Zu den Debatten um gesellschaftlichen Reformbedarf im kolonialen Ägypten gehörte auch die Infragestellung traditioneller Geschlechterrollen. Kritisiert wurde insbesondere der mangelnde Zugang von Frauen zu Bildung, die Verschleierung und Geschlechtersegregation, die Polygamie sowie die rechtliche Schlechterstellung von Frauen in Ehe und Scheidung. Viele Reformer sahen in der ‘Befreiung der Frau‘ eine wichtige Voraussetzung um die selbstempfundene Rückschrittlichkeit der eigenen Gesellschaft zu überwinden und so gleichberechtigt neben den europäischen Mächten bestehen zu können.

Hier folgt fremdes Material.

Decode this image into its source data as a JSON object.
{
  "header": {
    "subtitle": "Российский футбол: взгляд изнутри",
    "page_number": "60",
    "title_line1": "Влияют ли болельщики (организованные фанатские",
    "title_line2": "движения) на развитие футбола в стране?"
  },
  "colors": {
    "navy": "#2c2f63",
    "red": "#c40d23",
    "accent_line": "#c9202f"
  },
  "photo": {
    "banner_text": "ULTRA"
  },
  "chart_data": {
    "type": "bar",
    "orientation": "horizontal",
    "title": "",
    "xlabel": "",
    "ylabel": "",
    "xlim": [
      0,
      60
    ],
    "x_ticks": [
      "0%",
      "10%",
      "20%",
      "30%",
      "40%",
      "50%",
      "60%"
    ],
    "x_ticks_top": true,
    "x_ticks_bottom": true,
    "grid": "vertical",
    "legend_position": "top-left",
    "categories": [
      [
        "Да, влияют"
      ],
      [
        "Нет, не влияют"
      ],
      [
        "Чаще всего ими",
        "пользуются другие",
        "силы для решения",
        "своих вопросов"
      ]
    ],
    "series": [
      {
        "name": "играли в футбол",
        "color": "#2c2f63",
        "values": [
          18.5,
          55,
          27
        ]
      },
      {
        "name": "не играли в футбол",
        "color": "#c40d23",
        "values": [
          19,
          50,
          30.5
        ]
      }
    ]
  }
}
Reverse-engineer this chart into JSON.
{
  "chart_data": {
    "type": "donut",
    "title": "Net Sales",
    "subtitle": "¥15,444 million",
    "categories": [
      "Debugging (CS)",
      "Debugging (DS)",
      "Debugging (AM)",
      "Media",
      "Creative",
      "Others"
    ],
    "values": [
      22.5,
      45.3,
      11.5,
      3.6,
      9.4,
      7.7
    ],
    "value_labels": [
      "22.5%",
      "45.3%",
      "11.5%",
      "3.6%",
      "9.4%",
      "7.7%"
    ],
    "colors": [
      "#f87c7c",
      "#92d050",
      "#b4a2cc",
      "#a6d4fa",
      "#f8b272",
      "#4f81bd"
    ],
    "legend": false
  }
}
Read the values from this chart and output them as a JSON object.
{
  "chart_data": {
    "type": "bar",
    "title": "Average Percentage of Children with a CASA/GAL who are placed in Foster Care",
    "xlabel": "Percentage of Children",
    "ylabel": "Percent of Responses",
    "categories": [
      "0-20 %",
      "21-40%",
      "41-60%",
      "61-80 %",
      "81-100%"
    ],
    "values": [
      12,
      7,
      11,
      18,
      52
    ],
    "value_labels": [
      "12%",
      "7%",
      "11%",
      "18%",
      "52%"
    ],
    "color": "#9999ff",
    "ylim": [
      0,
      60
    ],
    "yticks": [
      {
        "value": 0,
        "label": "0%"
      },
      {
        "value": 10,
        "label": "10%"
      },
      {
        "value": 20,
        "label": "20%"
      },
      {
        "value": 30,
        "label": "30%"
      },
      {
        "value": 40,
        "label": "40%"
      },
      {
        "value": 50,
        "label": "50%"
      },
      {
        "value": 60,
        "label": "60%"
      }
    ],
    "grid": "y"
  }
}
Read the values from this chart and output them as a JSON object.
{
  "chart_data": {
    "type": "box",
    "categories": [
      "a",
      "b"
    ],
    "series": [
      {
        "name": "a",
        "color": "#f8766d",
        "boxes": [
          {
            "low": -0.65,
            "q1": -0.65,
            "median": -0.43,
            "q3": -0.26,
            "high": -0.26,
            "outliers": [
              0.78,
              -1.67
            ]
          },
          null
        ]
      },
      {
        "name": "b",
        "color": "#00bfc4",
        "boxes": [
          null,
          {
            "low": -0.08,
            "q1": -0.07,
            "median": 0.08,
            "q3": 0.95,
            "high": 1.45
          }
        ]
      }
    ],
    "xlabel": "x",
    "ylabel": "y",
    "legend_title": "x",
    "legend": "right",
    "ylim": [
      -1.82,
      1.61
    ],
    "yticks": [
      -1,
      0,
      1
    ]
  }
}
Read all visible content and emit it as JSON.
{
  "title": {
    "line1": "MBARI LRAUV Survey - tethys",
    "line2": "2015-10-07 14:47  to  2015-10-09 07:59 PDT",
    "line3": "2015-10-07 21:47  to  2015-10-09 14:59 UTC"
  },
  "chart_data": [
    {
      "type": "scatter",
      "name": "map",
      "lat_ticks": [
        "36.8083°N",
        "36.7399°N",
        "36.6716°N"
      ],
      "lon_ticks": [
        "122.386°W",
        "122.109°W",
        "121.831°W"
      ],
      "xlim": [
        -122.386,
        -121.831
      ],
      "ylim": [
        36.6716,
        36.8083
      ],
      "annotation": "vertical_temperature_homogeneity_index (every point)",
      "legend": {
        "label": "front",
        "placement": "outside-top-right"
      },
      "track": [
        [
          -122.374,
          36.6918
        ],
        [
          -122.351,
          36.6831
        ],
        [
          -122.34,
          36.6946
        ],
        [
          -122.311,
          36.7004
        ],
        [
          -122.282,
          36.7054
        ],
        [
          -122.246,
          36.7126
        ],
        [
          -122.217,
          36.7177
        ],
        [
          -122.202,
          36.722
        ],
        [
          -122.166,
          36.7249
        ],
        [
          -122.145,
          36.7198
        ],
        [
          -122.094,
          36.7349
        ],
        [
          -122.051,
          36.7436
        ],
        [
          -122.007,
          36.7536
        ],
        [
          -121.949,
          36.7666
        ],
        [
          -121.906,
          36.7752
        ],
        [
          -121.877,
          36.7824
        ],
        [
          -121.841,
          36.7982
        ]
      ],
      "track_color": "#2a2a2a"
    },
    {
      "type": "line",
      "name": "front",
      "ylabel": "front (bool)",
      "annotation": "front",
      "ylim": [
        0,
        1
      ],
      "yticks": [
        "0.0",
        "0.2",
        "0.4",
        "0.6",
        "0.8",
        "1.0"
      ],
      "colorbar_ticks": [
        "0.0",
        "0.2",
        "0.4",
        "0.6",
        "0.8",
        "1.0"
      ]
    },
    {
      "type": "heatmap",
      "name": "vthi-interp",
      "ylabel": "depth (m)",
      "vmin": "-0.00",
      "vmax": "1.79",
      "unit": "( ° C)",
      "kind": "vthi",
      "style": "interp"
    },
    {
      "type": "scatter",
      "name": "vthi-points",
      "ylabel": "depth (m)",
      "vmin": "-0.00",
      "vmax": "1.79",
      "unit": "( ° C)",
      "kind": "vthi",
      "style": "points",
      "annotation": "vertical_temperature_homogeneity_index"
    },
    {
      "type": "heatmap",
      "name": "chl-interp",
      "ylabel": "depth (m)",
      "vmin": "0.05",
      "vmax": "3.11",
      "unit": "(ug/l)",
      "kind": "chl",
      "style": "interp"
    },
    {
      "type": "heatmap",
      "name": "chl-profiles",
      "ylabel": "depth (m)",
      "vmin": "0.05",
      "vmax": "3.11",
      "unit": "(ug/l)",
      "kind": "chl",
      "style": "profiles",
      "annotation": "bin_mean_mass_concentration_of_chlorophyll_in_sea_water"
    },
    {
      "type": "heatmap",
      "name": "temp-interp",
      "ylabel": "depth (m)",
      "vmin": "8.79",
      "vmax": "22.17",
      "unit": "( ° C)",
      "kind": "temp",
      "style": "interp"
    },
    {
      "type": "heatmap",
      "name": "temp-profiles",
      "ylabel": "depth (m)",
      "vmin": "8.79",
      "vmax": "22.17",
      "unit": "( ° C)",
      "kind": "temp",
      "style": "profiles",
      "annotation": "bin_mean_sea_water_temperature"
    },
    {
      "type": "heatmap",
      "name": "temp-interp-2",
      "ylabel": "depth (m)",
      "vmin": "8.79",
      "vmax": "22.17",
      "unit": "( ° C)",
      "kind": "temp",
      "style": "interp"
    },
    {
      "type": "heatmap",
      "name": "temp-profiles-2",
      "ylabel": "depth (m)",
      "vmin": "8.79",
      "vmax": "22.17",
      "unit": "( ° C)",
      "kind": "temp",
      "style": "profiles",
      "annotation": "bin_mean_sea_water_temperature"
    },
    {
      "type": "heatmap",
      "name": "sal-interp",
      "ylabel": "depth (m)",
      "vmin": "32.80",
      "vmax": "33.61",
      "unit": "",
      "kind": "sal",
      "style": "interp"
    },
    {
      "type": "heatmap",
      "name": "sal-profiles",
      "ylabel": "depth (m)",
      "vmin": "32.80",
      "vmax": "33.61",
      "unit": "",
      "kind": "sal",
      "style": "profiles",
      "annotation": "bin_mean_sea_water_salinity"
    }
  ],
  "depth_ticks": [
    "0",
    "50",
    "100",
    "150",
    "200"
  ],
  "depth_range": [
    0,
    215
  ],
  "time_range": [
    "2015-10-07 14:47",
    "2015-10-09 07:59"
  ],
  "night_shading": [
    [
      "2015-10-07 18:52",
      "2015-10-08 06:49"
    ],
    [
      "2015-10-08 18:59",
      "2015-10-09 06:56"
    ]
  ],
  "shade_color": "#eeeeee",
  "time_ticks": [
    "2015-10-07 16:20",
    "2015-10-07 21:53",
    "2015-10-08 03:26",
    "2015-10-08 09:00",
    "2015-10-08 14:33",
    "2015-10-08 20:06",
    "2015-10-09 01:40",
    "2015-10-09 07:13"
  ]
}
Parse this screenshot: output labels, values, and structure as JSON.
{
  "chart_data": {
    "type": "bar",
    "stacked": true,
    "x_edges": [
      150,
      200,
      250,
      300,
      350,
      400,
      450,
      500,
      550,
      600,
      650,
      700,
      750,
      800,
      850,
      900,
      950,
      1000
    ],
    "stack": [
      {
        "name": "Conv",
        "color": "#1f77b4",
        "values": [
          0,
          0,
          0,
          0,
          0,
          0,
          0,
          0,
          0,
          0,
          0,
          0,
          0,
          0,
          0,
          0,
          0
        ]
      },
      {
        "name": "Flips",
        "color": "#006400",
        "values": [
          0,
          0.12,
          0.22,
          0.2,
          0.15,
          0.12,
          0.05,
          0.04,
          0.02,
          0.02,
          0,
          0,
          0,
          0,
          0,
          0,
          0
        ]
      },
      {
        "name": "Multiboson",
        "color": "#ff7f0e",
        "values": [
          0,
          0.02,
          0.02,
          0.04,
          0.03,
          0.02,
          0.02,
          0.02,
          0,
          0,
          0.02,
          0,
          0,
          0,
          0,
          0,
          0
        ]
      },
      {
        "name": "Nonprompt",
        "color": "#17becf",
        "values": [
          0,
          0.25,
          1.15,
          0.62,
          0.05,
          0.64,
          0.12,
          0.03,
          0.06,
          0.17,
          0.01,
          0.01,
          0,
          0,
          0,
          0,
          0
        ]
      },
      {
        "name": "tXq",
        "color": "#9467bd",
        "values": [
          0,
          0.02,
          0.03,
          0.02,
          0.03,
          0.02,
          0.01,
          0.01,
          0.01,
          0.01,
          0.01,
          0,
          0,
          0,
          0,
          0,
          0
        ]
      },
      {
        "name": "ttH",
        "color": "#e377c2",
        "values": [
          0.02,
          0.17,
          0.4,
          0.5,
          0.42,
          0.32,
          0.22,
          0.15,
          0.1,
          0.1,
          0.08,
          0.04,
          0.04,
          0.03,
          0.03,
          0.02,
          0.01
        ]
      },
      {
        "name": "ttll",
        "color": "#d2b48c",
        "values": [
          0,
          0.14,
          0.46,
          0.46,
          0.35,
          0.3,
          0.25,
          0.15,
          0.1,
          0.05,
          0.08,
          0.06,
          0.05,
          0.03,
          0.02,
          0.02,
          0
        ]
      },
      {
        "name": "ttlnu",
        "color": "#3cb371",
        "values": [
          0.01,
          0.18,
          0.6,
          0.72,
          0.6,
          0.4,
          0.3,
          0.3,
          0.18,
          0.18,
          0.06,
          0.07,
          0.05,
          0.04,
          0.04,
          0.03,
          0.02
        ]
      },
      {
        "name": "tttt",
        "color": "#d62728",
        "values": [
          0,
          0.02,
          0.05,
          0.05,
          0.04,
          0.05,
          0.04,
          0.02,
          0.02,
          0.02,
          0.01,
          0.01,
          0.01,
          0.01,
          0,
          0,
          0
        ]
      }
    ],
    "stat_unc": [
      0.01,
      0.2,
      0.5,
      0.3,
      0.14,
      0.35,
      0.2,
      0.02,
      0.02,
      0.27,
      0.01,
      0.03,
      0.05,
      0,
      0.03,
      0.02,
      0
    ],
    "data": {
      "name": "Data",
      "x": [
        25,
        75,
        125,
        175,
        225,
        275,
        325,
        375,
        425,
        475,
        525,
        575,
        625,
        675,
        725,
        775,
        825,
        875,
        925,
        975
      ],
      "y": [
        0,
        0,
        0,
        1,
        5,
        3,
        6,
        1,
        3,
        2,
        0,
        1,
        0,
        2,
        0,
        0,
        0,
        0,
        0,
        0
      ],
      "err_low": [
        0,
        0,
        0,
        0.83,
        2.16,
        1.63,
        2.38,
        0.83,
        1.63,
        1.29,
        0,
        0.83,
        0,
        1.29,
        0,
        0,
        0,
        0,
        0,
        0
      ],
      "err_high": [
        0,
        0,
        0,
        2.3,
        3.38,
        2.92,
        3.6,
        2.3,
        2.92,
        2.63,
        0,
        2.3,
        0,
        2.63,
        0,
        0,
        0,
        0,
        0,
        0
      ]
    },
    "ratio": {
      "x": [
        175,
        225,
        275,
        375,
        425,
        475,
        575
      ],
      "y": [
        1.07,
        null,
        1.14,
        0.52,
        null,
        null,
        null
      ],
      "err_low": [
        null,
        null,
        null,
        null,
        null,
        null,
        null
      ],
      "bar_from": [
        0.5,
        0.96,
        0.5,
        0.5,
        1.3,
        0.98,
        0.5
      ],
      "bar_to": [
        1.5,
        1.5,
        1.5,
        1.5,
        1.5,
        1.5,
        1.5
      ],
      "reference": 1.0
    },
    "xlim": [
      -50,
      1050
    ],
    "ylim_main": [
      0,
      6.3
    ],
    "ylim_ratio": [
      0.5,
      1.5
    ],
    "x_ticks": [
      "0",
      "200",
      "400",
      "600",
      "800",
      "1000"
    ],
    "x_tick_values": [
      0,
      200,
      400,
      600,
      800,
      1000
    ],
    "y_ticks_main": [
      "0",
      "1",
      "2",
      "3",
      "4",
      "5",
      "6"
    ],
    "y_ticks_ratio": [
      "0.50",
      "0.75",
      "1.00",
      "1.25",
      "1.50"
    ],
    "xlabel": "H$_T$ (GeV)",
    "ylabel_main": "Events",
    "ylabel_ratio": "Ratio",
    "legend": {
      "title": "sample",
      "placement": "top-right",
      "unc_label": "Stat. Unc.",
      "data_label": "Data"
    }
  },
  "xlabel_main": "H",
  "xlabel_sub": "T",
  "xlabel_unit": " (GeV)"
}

Die ‘Frauenfrage‘ wird so zu einem wichtigen Bestandteil des nationalistisch-antikolonialistischen Diskurses – ein Diskurs freilich, in dem in erster Linie Männer ihre Ansichten darüber artikulieren, welche Rolle Frauen in der Gesellschaft einnehmen sollen.
Zu den wichtigsten Zeitgenossen, die ‛feministische’ Texte hinterlassen haben, gehören Rifa’a Rafi‘ at-Tahtawi (1801-73), der ein früher Verfechter der Frauenbildung war, Qasim Amin (1863-1908), der vielen als der „Vater des arabischen Feminismus“ gilt, sowie die ägyptische Publizistin Malak Hifni Nasif (1886-1918). In der Übung werden wir ausgewählte Textabschnitte aus diesen Werken lesen.
Als vorbereitende und begleitende Lektüre wird empfohlen: Ahmed, Leila: Women and Gender in Islam. Historical Roots of a Modern Debate, New Haven [u.a.] 1992 (dort die Kapitel 7 bis 9).